March also saw the launch of the Recovery test. It is a testament to the responsiveness of the UK research system to the pandemic that, by March 17, the trial had been designed, received ethical and regulatory approval and was ready to start recruiting patients. Since then, more than 20,000 people have participated to help us understand what therapies work for hospitalized patients with Covid-19, a phenomenal achievement.

In April we were at the peak of wave one of the pandemic, and ICUs in many areas were under significant stress. 12th April, there were 3,301 people with Covid-19 requiring mechanical ventilation in the UK. Fortunately, by August this number had dropped to less than 70. However, by the end of October, it had once again risen above 1,000, where it has remained, and currently shows little sign of abating. It is clear that Covid-19 is far from done with us yet.

In the fall, data emerged suggesting that what many thought would be nearly impossible had actually been achieved: Multiple effective vaccines against Sars-CoV-2 had been developed in less than 12 months. December 2020 has seen the start of what will be a massive vaccination program in the UK starting with 50 NHS hospitals.

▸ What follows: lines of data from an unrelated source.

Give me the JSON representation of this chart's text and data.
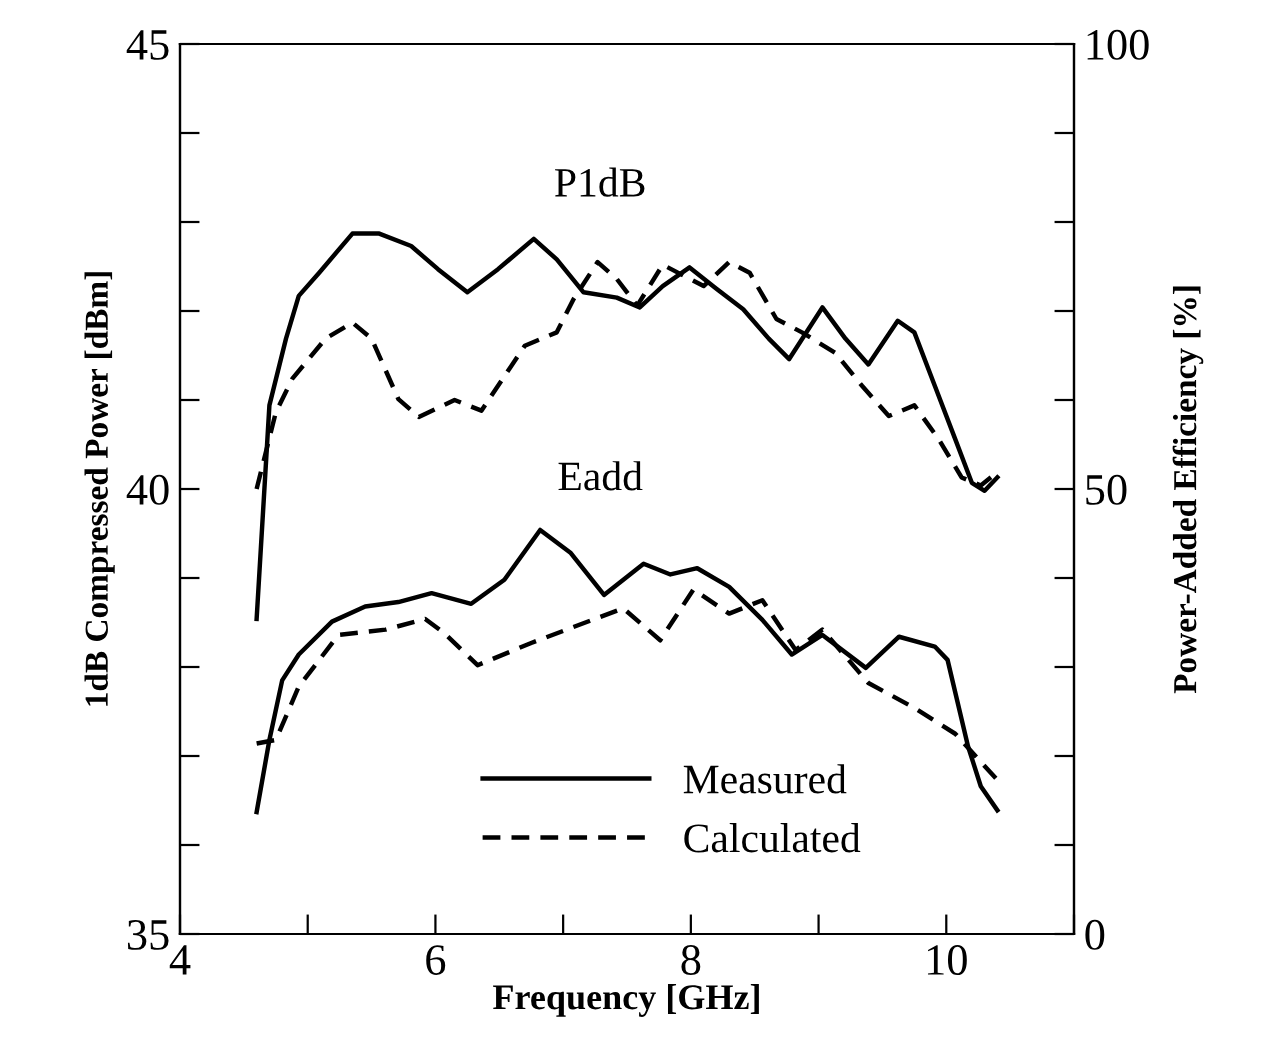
{
  "chart_data": {
    "type": "line",
    "xlabel": "Frequency [GHz]",
    "ylabel": "1dB Compressed Power [dBm]",
    "y2label": "Power-Added Efficiency [%]",
    "xlim": [
      4,
      11
    ],
    "xticks": [
      4,
      {
        "value": 5,
        "label": null
      },
      6,
      {
        "value": 7,
        "label": null
      },
      8,
      {
        "value": 9,
        "label": null
      },
      10,
      {
        "value": 11,
        "label": null
      }
    ],
    "ylim": [
      35,
      45
    ],
    "yticks": [
      35,
      {
        "value": 36,
        "label": null
      },
      {
        "value": 37,
        "label": null
      },
      {
        "value": 38,
        "label": null
      },
      {
        "value": 39,
        "label": null
      },
      40,
      {
        "value": 41,
        "label": null
      },
      {
        "value": 42,
        "label": null
      },
      {
        "value": 43,
        "label": null
      },
      {
        "value": 44,
        "label": null
      },
      45
    ],
    "y2lim": [
      0,
      100
    ],
    "y2ticks": [
      0,
      {
        "value": 10,
        "label": null
      },
      {
        "value": 20,
        "label": null
      },
      {
        "value": 30,
        "label": null
      },
      {
        "value": 40,
        "label": null
      },
      50,
      {
        "value": 60,
        "label": null
      },
      {
        "value": 70,
        "label": null
      },
      {
        "value": 80,
        "label": null
      },
      {
        "value": 90,
        "label": null
      },
      100
    ],
    "grid": false,
    "legend": "bottom",
    "marker": "none",
    "annotations": [
      "P1dB",
      "Eadd"
    ],
    "series": [
      {
        "name": "Measured",
        "color": "#000000",
        "line_style": "solid",
        "x": [
          4.6,
          4.7,
          4.83,
          4.93,
          5.09,
          5.35,
          5.56,
          5.81,
          6.02,
          6.25,
          6.49,
          6.77,
          6.95,
          7.16,
          7.42,
          7.6,
          7.78,
          7.99,
          8.2,
          8.41,
          8.61,
          8.77,
          9.03,
          9.21,
          9.39,
          9.62,
          9.75,
          9.91,
          10.07,
          10.2,
          10.3,
          10.4
        ],
        "values": [
          38.54,
          40.94,
          41.69,
          42.17,
          42.43,
          42.87,
          42.87,
          42.73,
          42.47,
          42.21,
          42.47,
          42.81,
          42.58,
          42.21,
          42.15,
          42.04,
          42.28,
          42.49,
          42.25,
          42.02,
          41.69,
          41.46,
          42.04,
          41.69,
          41.4,
          41.89,
          41.76,
          41.16,
          40.56,
          40.07,
          39.98,
          40.13
        ]
      },
      {
        "name": "Calculated",
        "color": "#000000",
        "line_style": "dashed",
        "x": [
          4.6,
          4.75,
          4.88,
          5.14,
          5.35,
          5.5,
          5.71,
          5.87,
          6.15,
          6.36,
          6.7,
          6.95,
          7.08,
          7.27,
          7.42,
          7.58,
          7.78,
          7.94,
          8.1,
          8.3,
          8.46,
          8.67,
          8.87,
          9.13,
          9.34,
          9.55,
          9.75,
          9.94,
          10.12,
          10.27,
          10.4
        ],
        "values": [
          40.0,
          40.86,
          41.24,
          41.69,
          41.87,
          41.69,
          41.01,
          40.81,
          41.0,
          40.88,
          41.61,
          41.76,
          42.13,
          42.55,
          42.36,
          42.06,
          42.52,
          42.4,
          42.28,
          42.55,
          42.43,
          41.91,
          41.76,
          41.53,
          41.16,
          40.82,
          40.94,
          40.56,
          40.13,
          40.04,
          40.19
        ]
      },
      {
        "color": "#000000",
        "line_style": "solid",
        "axis": "y2",
        "x": [
          4.6,
          4.7,
          4.8,
          4.93,
          5.19,
          5.45,
          5.71,
          5.97,
          6.28,
          6.54,
          6.82,
          7.06,
          7.32,
          7.63,
          7.84,
          8.05,
          8.3,
          8.56,
          8.79,
          9.03,
          9.37,
          9.63,
          9.91,
          10.01,
          10.17,
          10.27,
          10.4
        ],
        "values": [
          13.7,
          21.8,
          28.5,
          31.4,
          35.1,
          36.8,
          37.3,
          38.3,
          37.1,
          39.8,
          45.4,
          42.8,
          38.1,
          41.6,
          40.4,
          41.1,
          39.0,
          35.3,
          31.4,
          33.6,
          29.9,
          33.4,
          32.3,
          30.8,
          21.1,
          16.6,
          13.9
        ]
      },
      {
        "color": "#000000",
        "line_style": "dashed",
        "axis": "y2",
        "x": [
          4.6,
          4.75,
          4.93,
          5.24,
          5.61,
          5.92,
          6.07,
          6.33,
          6.75,
          7.47,
          7.76,
          8.02,
          8.3,
          8.56,
          8.82,
          9.03,
          9.39,
          9.75,
          10.07,
          10.4
        ],
        "values": [
          21.4,
          21.8,
          27.8,
          33.6,
          34.2,
          35.4,
          33.8,
          30.2,
          32.7,
          36.6,
          33.0,
          38.7,
          36.0,
          37.5,
          31.9,
          34.2,
          28.2,
          25.4,
          22.5,
          17.3
        ]
      }
    ]
  }
}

Such a tumultuous and difficult period prompts him to reconsider the events and his role in them. Something in particular I have learned this year: Before 2020, I had never written a newspaper article, or appeared on television, or even talked to a journalist about my work. I am ashamed to admit that I had failed to appreciate the importance of communicating science to a wider audience. The torrent of noise and misinformation during the pandemic changed my point of view and convinced me to start trying to explain these issues more clearly. It is not always easy to understand, but we must make it clear why the availability of specialized health personnel (and not the bed) is important, and why we need both therapies and vaccines so that Covid-19 is available to everyone, among many others problems.

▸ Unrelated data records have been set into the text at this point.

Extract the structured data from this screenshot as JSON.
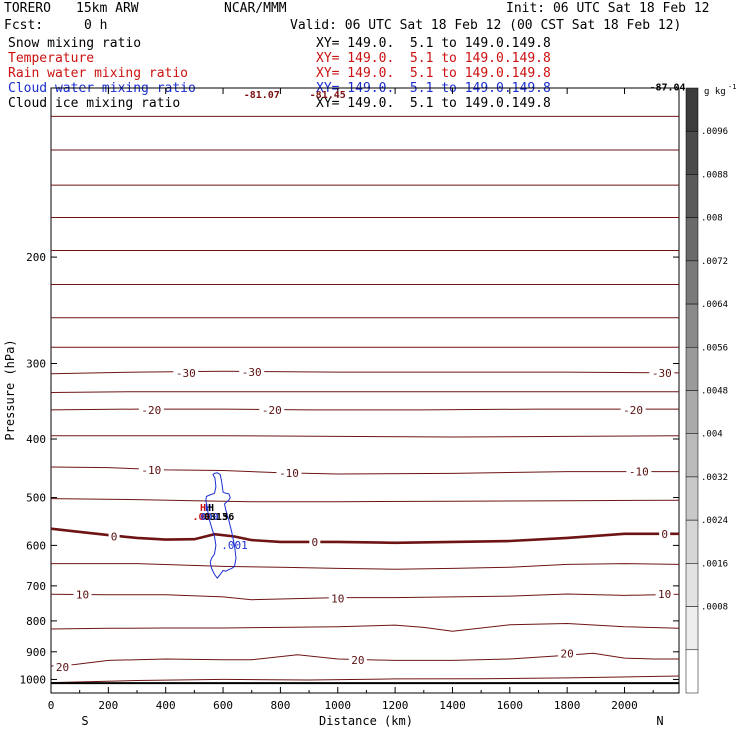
{
  "header": {
    "model": "TORERO",
    "resolution": "15km ARW",
    "center": "NCAR/MMM",
    "init": "Init: 06 UTC Sat 18 Feb 12",
    "fcst_label": "Fcst:",
    "fcst_value": "0 h",
    "valid": "Valid: 06 UTC Sat 18 Feb 12 (00 CST Sat 18 Feb 12)"
  },
  "fields": [
    {
      "name": "Snow mixing ratio",
      "xy": "XY= 149.0.  5.1 to 149.0.149.8",
      "color": "#000000"
    },
    {
      "name": "Temperature",
      "xy": "XY= 149.0.  5.1 to 149.0.149.8",
      "color": "#cc1111"
    },
    {
      "name": "Rain water mixing ratio",
      "xy": "XY= 149.0.  5.1 to 149.0.149.8",
      "color": "#cc1111"
    },
    {
      "name": "Cloud water mixing ratio",
      "xy": "XY= 149.0.  5.1 to 149.0.149.8",
      "color": "#1a2ed0"
    },
    {
      "name": "Cloud ice mixing ratio",
      "xy": "XY= 149.0.  5.1 to 149.0.149.8",
      "color": "#000000"
    }
  ],
  "chart_data": {
    "type": "line",
    "xlabel": "Distance (km)",
    "ylabel": "Pressure (hPa)",
    "xlim": [
      0,
      2190
    ],
    "ylim": [
      1053,
      105
    ],
    "y_scale": "log",
    "x_ticks": [
      "0",
      "200",
      "400",
      "600",
      "800",
      "1000",
      "1200",
      "1400",
      "1600",
      "1800",
      "2000"
    ],
    "y_ticks": [
      "200",
      "300",
      "400",
      "500",
      "600",
      "700",
      "800",
      "900",
      "1000"
    ],
    "end_labels": {
      "left": "S",
      "right": "N"
    },
    "isotherms": [
      {
        "label": "-30",
        "x": [
          0,
          300,
          600,
          1000,
          1400,
          1800,
          2190
        ],
        "y": [
          312,
          310,
          309,
          310,
          310,
          310,
          311
        ],
        "labels": [
          {
            "text": "-30",
            "x": 470,
            "y": 311
          },
          {
            "text": "-30",
            "x": 700,
            "y": 310
          },
          {
            "text": "-30",
            "x": 2130,
            "y": 311
          }
        ]
      },
      {
        "label": "-20",
        "x": [
          0,
          300,
          600,
          900,
          1300,
          1700,
          2190
        ],
        "y": [
          358,
          357,
          357,
          358,
          358,
          357,
          357
        ],
        "labels": [
          {
            "text": "-20",
            "x": 350,
            "y": 358
          },
          {
            "text": "-20",
            "x": 770,
            "y": 358
          },
          {
            "text": "-20",
            "x": 2030,
            "y": 358
          }
        ]
      },
      {
        "label": "-10",
        "x": [
          0,
          200,
          400,
          600,
          800,
          1000,
          1400,
          1800,
          2000,
          2190
        ],
        "y": [
          445,
          446,
          450,
          451,
          455,
          457,
          456,
          453,
          453,
          453
        ],
        "labels": [
          {
            "text": "-10",
            "x": 350,
            "y": 450
          },
          {
            "text": "-10",
            "x": 830,
            "y": 455
          },
          {
            "text": "-10",
            "x": 2050,
            "y": 453
          }
        ]
      },
      {
        "label": "0",
        "x": [
          0,
          100,
          200,
          300,
          400,
          500,
          570,
          640,
          700,
          800,
          1000,
          1200,
          1400,
          1600,
          1800,
          2000,
          2190
        ],
        "y": [
          563,
          570,
          577,
          583,
          587,
          586,
          575,
          580,
          588,
          592,
          592,
          594,
          592,
          590,
          583,
          574,
          574
        ],
        "labels": [
          {
            "text": "0",
            "x": 220,
            "y": 580
          },
          {
            "text": "0",
            "x": 920,
            "y": 592
          },
          {
            "text": "0",
            "x": 2140,
            "y": 574
          }
        ]
      },
      {
        "label": "10",
        "x": [
          0,
          200,
          400,
          600,
          700,
          800,
          1000,
          1200,
          1400,
          1600,
          1800,
          2000,
          2190
        ],
        "y": [
          723,
          724,
          724,
          730,
          738,
          736,
          732,
          732,
          730,
          728,
          722,
          726,
          723
        ],
        "labels": [
          {
            "text": "10",
            "x": 110,
            "y": 723
          },
          {
            "text": "10",
            "x": 1000,
            "y": 735
          },
          {
            "text": "10",
            "x": 2140,
            "y": 722
          }
        ]
      },
      {
        "label": "20",
        "x": [
          0,
          80,
          200,
          400,
          600,
          700,
          860,
          1000,
          1200,
          1400,
          1600,
          1800,
          1890,
          2000,
          2100,
          2190
        ],
        "y": [
          950,
          945,
          930,
          925,
          928,
          928,
          910,
          925,
          930,
          930,
          925,
          912,
          905,
          922,
          925,
          925
        ],
        "labels": [
          {
            "text": "20",
            "x": 40,
            "y": 953
          },
          {
            "text": "20",
            "x": 1070,
            "y": 928
          },
          {
            "text": "20",
            "x": 1800,
            "y": 905
          }
        ]
      }
    ],
    "other_contours": [
      {
        "x": [
          0,
          300,
          600,
          1000,
          1400,
          1800,
          2190
        ],
        "y": [
          117,
          117,
          117,
          117,
          117,
          117,
          117
        ]
      },
      {
        "x": [
          0,
          300,
          600,
          1000,
          1400,
          1800,
          2190
        ],
        "y": [
          133,
          133,
          133,
          133,
          133,
          133,
          133
        ]
      },
      {
        "x": [
          0,
          300,
          600,
          1000,
          1400,
          1800,
          2190
        ],
        "y": [
          152,
          152,
          152,
          152,
          152,
          152,
          152
        ]
      },
      {
        "x": [
          0,
          300,
          600,
          1000,
          1400,
          1800,
          2190
        ],
        "y": [
          172,
          172,
          172,
          172,
          172,
          172,
          172
        ]
      },
      {
        "x": [
          0,
          300,
          600,
          1000,
          1400,
          1800,
          2190
        ],
        "y": [
          195,
          195,
          195,
          195,
          195,
          195,
          195
        ]
      },
      {
        "x": [
          0,
          300,
          600,
          1000,
          1400,
          1800,
          2190
        ],
        "y": [
          222,
          222,
          222,
          222,
          222,
          222,
          222
        ]
      },
      {
        "x": [
          0,
          300,
          600,
          1000,
          1400,
          1800,
          2190
        ],
        "y": [
          252,
          252,
          252,
          252,
          252,
          252,
          252
        ]
      },
      {
        "x": [
          0,
          300,
          600,
          1000,
          1400,
          1800,
          2190
        ],
        "y": [
          282,
          282,
          282,
          282,
          282,
          282,
          282
        ]
      },
      {
        "x": [
          0,
          300,
          600,
          1000,
          1400,
          1800,
          2190
        ],
        "y": [
          335,
          334,
          334,
          334,
          334,
          334,
          334
        ]
      },
      {
        "x": [
          0,
          300,
          600,
          1000,
          1400,
          1800,
          2190
        ],
        "y": [
          395,
          395,
          395,
          396,
          397,
          396,
          395
        ]
      },
      {
        "x": [
          0,
          300,
          500,
          700,
          1000,
          1400,
          1800,
          2190
        ],
        "y": [
          502,
          504,
          506,
          508,
          508,
          507,
          506,
          505
        ]
      },
      {
        "x": [
          0,
          300,
          600,
          800,
          1000,
          1200,
          1400,
          1600,
          1800,
          2000,
          2190
        ],
        "y": [
          643,
          643,
          650,
          652,
          655,
          657,
          655,
          652,
          645,
          643,
          645
        ]
      },
      {
        "x": [
          0,
          200,
          400,
          600,
          800,
          1000,
          1200,
          1300,
          1400,
          1600,
          1800,
          2000,
          2190
        ],
        "y": [
          825,
          823,
          822,
          822,
          820,
          818,
          813,
          820,
          832,
          812,
          808,
          818,
          823
        ]
      },
      {
        "x": [
          0,
          300,
          600,
          900,
          1200,
          1500,
          1800,
          2190
        ],
        "y": [
          1012,
          1004,
          1000,
          1002,
          998,
          997,
          994,
          987
        ]
      },
      {
        "x": [
          0,
          2190
        ],
        "y": [
          1014,
          1014
        ]
      }
    ],
    "cloud_water": {
      "x": [
        580,
        590,
        595,
        600,
        610,
        620,
        625,
        620,
        605,
        610,
        620,
        630,
        640,
        645,
        640,
        630,
        620,
        610,
        600,
        590,
        580,
        570,
        560,
        555,
        560,
        570,
        575,
        570,
        560,
        550,
        545,
        540,
        542,
        550,
        560,
        570,
        575,
        572,
        565,
        570,
        580
      ],
      "y": [
        455,
        458,
        470,
        490,
        492,
        493,
        500,
        505,
        512,
        525,
        545,
        570,
        600,
        630,
        650,
        655,
        658,
        662,
        660,
        670,
        680,
        670,
        655,
        640,
        630,
        620,
        600,
        580,
        560,
        540,
        520,
        505,
        498,
        496,
        494,
        492,
        480,
        465,
        458,
        456,
        455
      ],
      "label": ".001"
    },
    "value_labels": [
      {
        "text": "H",
        "color": "#cc1111",
        "x": 530,
        "y": 526
      },
      {
        "text": "H",
        "color": "#1a2ed0",
        "x": 548,
        "y": 526
      },
      {
        "text": "H",
        "color": "#000000",
        "x": 558,
        "y": 526
      },
      {
        "text": ".00",
        "color": "#cc1111",
        "x": 525,
        "y": 545
      },
      {
        "text": "000",
        "color": "#1a2ed0",
        "x": 553,
        "y": 545
      },
      {
        "text": "0313",
        "color": "#000000",
        "x": 575,
        "y": 545
      },
      {
        "text": "56",
        "color": "#000000",
        "x": 618,
        "y": 545
      },
      {
        "text": "-81.07",
        "color": "#7a1010",
        "x": 735,
        "y": 109
      },
      {
        "text": "-81.45",
        "color": "#7a1010",
        "x": 965,
        "y": 109
      },
      {
        "text": "-87.04",
        "color": "#000000",
        "x": 2150,
        "y": 106
      }
    ]
  },
  "colorbar": {
    "unit": "g kg",
    "unit_exp": "-1",
    "ticks": [
      ".0096",
      ".0088",
      ".008",
      ".0072",
      ".0064",
      ".0056",
      ".0048",
      ".004",
      ".0032",
      ".0024",
      ".0016",
      ".0008"
    ],
    "colors": [
      "#3c3c3c",
      "#4a4a4a",
      "#5a5a5a",
      "#6a6a6a",
      "#7a7a7a",
      "#8a8a8a",
      "#9a9a9a",
      "#aaaaaa",
      "#bababa",
      "#c8c8c8",
      "#d6d6d6",
      "#e2e2e2",
      "#eeeeee",
      "#ffffff"
    ]
  }
}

This year has also reinforced my view that building the resilience of healthcare globally, nationally and locally requires commitment and long-term planning. For the NHS, this means that we must ensure that we have the right specialized personnel, equipment and other infrastructure to deal with the storms we may face, with the coronavirus and beyond. No one can honestly say that the UK has navigated to 2020 without having to make difficult decisions and compromises that we would rather not have faced: the impact of the pandemic on the provision of healthcare for people with non-Covid conditions has been and is still, significant. On many occasions this year, doctors, patients, families, legislators and politicians have been faced with having to choose the least bad option in difficult circumstances. No one has been immune to the stress of this.

Most of the “wins” this year come from preparation and collaboration. An example of this is the astonishing contribution of the National Institute for Health Research (NIHR) to the UK pandemic response. It has allowed us to quickly learn about Covid-19 by supporting recruitment for observational studies such as Isárico-4C (the WHO Covid-19 study described above), React (a Covid-19 home test study), and GenoMICC (a global initiative to understand critical illness) and has offered thousands of people the opportunity to participate in clinical trials of therapies and vaccines. This work has helped change clinical practice around the world by conducting significant research.

As we move into 2021, I once again find myself looking forward to what the new year might bring. However, I am convinced that preparedness, flexibility, and a commitment to collaboration are what is needed to weather the storms we may face in the months and years to come.

• Dr. Charlotte Summers is Professor of Intensive Care Medicine at the University of Cambridge.